Viele kennen nicht die gravierenden Geschwindigkeitsunterschiede zwischen den verschiedenen SSD Typen und wenn sie auf ebay welche für 100-150 Euro mit der gleichen Kapazität sehen, so kaufen sie eben die und nicht deine. Auf der anderen Seite werden Leute, die sich auskennen, momentan eher noch keine SSD kaufen und noch 6 Monate warten, dann bekommt man sie wahrscheinlich beim Händler neu für 150 Euro.
Daß ein starker Preisverfall im Gange ist, erkent man z.B. daran, daß bei DELL der Aufpreis von einer "normalen" HDD zu einer 128 GB SSD ca. 450 Euro beträgt, zu einer 64er SSD gar nur knapp über 300 Euro.
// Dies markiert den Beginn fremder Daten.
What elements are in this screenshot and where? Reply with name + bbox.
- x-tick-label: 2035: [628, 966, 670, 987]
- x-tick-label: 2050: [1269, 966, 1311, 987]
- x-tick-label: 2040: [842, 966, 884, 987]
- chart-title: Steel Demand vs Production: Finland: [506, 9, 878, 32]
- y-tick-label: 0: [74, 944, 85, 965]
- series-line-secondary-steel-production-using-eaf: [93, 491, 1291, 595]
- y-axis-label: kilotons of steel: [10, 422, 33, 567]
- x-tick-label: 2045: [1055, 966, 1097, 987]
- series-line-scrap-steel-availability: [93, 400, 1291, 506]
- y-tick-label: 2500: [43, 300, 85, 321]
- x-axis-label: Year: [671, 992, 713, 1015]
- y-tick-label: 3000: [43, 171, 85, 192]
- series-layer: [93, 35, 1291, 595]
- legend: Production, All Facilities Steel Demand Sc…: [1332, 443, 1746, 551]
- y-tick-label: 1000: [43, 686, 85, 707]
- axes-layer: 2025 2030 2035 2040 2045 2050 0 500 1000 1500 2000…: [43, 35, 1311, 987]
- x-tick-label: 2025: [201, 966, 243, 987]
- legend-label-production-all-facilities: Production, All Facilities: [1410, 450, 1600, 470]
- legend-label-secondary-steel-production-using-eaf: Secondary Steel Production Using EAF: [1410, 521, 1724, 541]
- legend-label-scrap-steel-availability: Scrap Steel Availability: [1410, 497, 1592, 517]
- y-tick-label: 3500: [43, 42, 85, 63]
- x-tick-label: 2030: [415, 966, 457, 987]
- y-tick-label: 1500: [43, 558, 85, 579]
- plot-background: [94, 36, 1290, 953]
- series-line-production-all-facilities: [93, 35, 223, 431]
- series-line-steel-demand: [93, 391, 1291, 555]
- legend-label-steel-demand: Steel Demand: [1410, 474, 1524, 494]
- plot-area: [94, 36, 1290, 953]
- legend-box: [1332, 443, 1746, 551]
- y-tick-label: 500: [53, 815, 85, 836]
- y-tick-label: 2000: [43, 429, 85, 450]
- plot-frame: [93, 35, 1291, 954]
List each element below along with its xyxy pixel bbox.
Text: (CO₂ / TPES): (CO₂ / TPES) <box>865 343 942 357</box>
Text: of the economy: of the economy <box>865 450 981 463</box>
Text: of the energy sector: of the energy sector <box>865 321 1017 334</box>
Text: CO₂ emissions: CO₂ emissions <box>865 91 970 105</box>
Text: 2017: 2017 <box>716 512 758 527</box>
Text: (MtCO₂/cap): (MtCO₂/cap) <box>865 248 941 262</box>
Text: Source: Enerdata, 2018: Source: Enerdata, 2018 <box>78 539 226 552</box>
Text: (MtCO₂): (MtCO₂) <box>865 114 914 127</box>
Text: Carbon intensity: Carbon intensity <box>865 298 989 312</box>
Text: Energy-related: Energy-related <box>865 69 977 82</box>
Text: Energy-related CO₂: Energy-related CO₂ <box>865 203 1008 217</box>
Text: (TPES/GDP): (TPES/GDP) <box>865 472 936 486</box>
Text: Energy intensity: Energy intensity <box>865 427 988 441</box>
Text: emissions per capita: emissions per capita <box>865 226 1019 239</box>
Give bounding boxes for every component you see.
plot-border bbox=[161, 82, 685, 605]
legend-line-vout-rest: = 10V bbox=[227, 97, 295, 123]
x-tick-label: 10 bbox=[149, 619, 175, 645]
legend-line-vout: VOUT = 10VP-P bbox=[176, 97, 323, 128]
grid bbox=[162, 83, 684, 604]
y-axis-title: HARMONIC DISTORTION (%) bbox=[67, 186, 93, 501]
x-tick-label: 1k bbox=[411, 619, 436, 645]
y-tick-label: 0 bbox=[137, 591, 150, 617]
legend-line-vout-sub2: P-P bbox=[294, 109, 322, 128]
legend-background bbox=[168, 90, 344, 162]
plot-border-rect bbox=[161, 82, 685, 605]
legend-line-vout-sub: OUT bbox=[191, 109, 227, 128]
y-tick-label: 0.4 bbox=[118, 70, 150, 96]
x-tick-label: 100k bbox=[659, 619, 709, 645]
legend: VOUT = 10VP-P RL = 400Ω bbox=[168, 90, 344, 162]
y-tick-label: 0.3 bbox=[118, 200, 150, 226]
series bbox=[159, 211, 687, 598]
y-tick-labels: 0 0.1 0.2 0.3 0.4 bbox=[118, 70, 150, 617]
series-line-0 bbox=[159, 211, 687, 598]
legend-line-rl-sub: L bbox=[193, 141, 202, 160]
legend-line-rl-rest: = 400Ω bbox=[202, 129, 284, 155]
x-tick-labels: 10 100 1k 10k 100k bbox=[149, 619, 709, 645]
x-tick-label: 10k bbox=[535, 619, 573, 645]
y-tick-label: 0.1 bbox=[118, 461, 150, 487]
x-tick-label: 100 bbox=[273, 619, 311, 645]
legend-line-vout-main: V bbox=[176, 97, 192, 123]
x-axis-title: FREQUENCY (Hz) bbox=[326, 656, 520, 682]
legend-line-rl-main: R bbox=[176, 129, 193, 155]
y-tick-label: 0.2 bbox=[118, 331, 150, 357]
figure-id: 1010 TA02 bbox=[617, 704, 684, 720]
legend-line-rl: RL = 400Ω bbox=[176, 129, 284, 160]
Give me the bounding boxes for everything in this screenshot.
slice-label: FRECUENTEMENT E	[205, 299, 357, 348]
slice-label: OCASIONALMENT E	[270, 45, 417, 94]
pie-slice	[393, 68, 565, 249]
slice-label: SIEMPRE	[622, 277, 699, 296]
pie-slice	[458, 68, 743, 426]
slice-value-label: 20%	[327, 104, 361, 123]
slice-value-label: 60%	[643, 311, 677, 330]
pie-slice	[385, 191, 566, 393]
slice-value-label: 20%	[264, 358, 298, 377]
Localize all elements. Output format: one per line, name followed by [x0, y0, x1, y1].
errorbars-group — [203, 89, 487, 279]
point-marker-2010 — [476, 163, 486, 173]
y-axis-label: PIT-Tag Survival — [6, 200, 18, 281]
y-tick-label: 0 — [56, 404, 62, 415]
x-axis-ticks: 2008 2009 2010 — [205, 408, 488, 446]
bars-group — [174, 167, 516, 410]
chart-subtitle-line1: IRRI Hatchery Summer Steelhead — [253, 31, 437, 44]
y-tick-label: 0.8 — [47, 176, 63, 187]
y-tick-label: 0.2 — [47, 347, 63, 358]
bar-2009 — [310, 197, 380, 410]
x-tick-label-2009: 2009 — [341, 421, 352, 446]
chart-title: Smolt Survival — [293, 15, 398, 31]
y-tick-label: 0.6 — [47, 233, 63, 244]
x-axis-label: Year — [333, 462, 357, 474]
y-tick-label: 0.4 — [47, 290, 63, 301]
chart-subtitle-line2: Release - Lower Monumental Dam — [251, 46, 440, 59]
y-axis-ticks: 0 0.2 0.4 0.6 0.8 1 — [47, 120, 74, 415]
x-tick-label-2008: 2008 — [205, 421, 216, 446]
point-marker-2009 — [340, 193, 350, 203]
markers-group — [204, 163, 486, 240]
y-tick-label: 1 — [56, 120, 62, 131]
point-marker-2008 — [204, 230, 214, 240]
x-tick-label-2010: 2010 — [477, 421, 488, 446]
Man darf auch nicht das Gesamtkonzept des X300 übersehen. Der Prozessor ist nicht gerade der schnellste (siehe in unserer Rubrik "Anregungen" den thread "CPU Benchmarks"), auch sonst sind keine leistungsfähigen Komponenten verbaut. Dies ist ja auch nicht der Sinn eines Subnotebooks. Viel dieser nicht vorhandenen Leistung wird allerdings durch die SSD abgefangen, so daß wieder gutes Arbeiten möglich ist.
Wie auch immer du dich entscheidest, viel Spaß in jedem Fall mit deinem X300.
Noch eine abschließende Frage: wie bist du denn mit dem Gerät (Zustand, etc.) von nbwn so zufrieden? Hab auch schon überlegt, dort zu kaufen, man hat ja bisher nur gutes gehört.